The employee then launched review proceedings. The Labour Court refused to review and set aside the award, to which the employee appealed. Before the LAC, the main issue for determination was the truthfulness of the employee’s affidavit and whether the minutes had been changed. The LAC reasoned that if the employee’s affidavit was truthful the issue surrounding confidentiality would not arise.

The LAC found that Parthab, one of the employer’s witnesses, confirmed that the minutes had been changed.This evidence was crucial as he was the secretary of the selection committee and had been responsible for drafting the minutes. As such, he would have known if the minutes had been amended. The LAC found that on the evidence and based on the concessions made it was common cause that the minutes had been amended. Having found that the affidavit was truthful the LAC held that in the circumstances the employee had not breached the confidentiality agreement and that “It would be a great travesty of justice if this court were to make a finding that … she [the employee] breached the confidentiality agreement when she disclosed the irregularities and/or dishonesty that were committed by members of the selection panel at a hearing related to what transpired at the selection panel”.
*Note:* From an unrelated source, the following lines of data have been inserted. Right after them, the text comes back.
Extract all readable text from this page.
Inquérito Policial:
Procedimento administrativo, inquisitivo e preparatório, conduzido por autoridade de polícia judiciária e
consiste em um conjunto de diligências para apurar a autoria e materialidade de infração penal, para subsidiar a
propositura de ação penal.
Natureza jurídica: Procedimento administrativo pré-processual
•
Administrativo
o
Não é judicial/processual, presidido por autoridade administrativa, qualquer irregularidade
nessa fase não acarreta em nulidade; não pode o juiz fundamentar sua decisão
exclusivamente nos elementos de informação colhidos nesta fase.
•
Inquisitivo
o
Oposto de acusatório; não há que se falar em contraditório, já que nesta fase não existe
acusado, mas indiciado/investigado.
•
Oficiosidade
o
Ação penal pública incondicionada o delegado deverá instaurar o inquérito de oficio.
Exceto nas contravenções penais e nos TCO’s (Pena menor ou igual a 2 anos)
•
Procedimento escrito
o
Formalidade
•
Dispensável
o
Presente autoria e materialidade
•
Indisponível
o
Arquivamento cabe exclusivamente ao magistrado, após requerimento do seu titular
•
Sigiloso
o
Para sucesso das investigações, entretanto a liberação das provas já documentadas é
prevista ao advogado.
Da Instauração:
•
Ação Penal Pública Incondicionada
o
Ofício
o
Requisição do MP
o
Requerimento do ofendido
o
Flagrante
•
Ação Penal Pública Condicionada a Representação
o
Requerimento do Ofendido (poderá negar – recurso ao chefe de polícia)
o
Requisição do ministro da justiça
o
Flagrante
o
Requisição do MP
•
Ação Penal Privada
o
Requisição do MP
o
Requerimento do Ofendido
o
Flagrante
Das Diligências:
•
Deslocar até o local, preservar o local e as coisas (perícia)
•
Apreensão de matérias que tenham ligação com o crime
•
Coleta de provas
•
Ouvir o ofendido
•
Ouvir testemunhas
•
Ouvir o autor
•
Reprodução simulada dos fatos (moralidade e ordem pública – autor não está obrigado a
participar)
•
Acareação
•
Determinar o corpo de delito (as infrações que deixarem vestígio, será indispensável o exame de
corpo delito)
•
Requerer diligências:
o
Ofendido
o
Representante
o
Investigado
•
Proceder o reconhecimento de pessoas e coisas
This judgment highlights that an employer cannot invoke a confidentiality agreement to conceal wrongdoings in the workplace and that an employee who has signed a confidentiality agreement is not required to obtain the employer’s permission to reveal wrongdoings if the employee is required to make such revelations in legal proceedings.  As the LAC noted, an employee cannot be silenced in instances of wrongdoing - “If permission is to be obtained first, any dishonest conduct will never see the light of day”.